La semana pasada hubo un fuerte debate sobre religión y moral. Todo empezó con una entrevista al ministro de Salud, Alejandro Gaviria, a propósito de la publicación de su último libro, en donde habla, entre muchas otras cosas, de su ateísmo. Alejandro Ordóñez lo acusó entonces de ser un “ateo confeso” (como si el ateísmo fuera un delito) y de atentar contra la familia, la niñez y la moral (como si el escepticismo diera para tanto).
Hay dos posiciones en ese debate: la de los simpatizantes de Ordóñez, que ven en la falta de fe una fuente inevitable de inmoralidad, y la de sus detractores, para los cuales no existe ninguna asociación entre falta de fe y maldad.
Yo no estoy de acuerdo con Ordóñez y mucho menos con la manera amañada (intelectualmente deshonesta) como asocia el ateísmo con la degradación de la familia y de los niños. Pero tampoco me convencen sus contradictores cuando dicen que la fe y la moral son cosas independientes y punto. Es verdad que hay gente buena y gente mala en las religiones y por fuera de ellas. Pero la moralidad no está repartida de la misma manera por todas partes.
En una investigación publicada en Current Biology (2015), Jean Decety mostró, a partir de una muestra de casi 1.200 niños de distintas nacionalidades, que los hijos de padres ateos eran más altruistas y más compasivos que los niños hijos de familias religiosas. Decety mide el altruismo a partir del “experimento del dictador”, que consiste en repartir algo entre los niños (en este caso calcomanías) y luego solicitarles que regalen parte de lo que recibieron para un fondo común. De otra parte, la compasión se mide a partir de reacciones que los niños tienen frente a imágenes en las que ocurre un atropello menor, como un empujón o un insulto. En ambos casos los niños ateos son más altruistas, más tolerantes y más compasivos que los niños religiosos. ¿Por qué ocurre esto? Por un sesgo psicológico que Decety denomina “licencia moral” y que consiste en que quienes cumplen con ciertas obligaciones religiosas, como rezar o ir a misa, relajan su comportamiento moral con la convicción de que en su contabilidad del bien ya tienen un saldo a favor que les permite darse ciertas licencias.
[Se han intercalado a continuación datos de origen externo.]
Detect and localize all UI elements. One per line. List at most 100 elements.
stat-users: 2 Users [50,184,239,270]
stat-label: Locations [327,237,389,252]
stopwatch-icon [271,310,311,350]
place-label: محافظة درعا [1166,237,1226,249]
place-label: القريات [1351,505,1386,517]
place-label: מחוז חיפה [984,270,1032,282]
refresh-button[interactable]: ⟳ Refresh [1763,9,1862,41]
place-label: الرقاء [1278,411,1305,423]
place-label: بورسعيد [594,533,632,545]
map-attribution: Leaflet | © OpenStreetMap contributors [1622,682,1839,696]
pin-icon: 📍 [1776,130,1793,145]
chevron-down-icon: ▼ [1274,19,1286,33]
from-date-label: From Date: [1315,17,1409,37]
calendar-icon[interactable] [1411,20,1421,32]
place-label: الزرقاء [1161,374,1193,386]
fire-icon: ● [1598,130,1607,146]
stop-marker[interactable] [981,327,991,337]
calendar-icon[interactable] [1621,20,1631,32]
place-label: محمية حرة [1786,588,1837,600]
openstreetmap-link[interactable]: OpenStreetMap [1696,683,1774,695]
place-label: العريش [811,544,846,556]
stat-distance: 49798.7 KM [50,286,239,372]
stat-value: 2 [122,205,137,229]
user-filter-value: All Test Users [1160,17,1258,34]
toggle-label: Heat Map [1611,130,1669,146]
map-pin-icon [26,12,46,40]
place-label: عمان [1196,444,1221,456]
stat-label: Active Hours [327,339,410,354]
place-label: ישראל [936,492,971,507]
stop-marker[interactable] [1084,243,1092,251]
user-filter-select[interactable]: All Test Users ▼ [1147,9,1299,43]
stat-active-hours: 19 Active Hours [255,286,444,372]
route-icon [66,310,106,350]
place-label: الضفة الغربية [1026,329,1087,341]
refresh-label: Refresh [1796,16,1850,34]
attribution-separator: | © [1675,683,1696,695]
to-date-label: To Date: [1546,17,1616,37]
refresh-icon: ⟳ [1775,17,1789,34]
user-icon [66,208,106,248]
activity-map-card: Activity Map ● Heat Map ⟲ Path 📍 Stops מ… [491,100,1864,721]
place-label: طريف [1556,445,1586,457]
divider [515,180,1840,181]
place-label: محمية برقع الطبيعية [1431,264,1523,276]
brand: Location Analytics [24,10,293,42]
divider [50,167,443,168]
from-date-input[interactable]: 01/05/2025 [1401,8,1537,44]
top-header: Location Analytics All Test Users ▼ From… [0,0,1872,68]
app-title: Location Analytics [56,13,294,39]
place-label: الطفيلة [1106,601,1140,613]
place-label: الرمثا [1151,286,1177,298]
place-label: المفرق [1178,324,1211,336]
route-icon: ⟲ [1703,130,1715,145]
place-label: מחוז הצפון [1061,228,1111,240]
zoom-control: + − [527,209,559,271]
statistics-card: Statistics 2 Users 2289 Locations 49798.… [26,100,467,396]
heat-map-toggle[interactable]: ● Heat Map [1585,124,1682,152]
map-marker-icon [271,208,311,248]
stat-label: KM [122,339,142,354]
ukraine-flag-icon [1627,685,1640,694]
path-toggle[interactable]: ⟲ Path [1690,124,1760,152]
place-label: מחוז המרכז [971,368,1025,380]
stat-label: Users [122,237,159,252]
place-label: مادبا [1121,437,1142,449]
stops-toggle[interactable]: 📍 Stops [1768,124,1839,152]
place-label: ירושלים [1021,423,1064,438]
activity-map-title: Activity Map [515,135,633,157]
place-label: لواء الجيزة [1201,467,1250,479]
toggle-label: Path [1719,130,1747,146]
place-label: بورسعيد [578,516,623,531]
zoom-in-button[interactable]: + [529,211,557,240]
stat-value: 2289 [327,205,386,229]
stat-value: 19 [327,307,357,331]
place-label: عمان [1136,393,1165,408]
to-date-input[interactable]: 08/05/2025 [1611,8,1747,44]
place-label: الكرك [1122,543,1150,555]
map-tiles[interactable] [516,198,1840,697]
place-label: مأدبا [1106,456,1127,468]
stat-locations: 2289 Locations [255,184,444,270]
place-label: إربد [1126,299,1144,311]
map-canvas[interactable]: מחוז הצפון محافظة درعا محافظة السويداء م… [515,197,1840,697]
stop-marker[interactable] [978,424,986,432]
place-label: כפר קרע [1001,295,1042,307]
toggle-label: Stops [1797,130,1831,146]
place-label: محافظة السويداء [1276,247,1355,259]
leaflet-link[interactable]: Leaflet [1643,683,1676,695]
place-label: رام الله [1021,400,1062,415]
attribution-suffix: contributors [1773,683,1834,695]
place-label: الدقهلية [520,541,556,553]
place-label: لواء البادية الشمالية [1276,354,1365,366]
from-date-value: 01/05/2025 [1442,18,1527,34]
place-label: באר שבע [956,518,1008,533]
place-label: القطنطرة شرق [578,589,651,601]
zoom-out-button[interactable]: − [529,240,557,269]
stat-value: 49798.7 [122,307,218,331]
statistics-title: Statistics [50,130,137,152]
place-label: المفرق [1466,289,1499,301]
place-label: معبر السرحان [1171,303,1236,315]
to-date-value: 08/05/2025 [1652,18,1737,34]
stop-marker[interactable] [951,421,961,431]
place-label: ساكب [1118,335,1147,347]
Pero como no todos los creyentes se rigen por los mismos estándares morales (Alejandro Ordóñez y el padre Francisco de Roux son católicos, pero, creo yo, obedecen a criterios morales muy distintos), tal vez lo que hay que hacer es investigar qué culturas religiosas (y no religiosas) están más asociadas con la pérdida de nuestros valores morales, es decir, con la violencia, la corrupción, la intolerancia, la falta de respeto, de compasión, etc. Tal vez así, con investigación y con datos, podamos tener una discusión más elaborada que nos dé más luces sobre lo que podemos hacer para construir una sociedad mejor. Hacer eso (discutir a partir de datos y estando dispuestos a adaptar nuestras creencias a la realidad) es justamente lo que Alejandro Gaviria propone en su nuevo libro.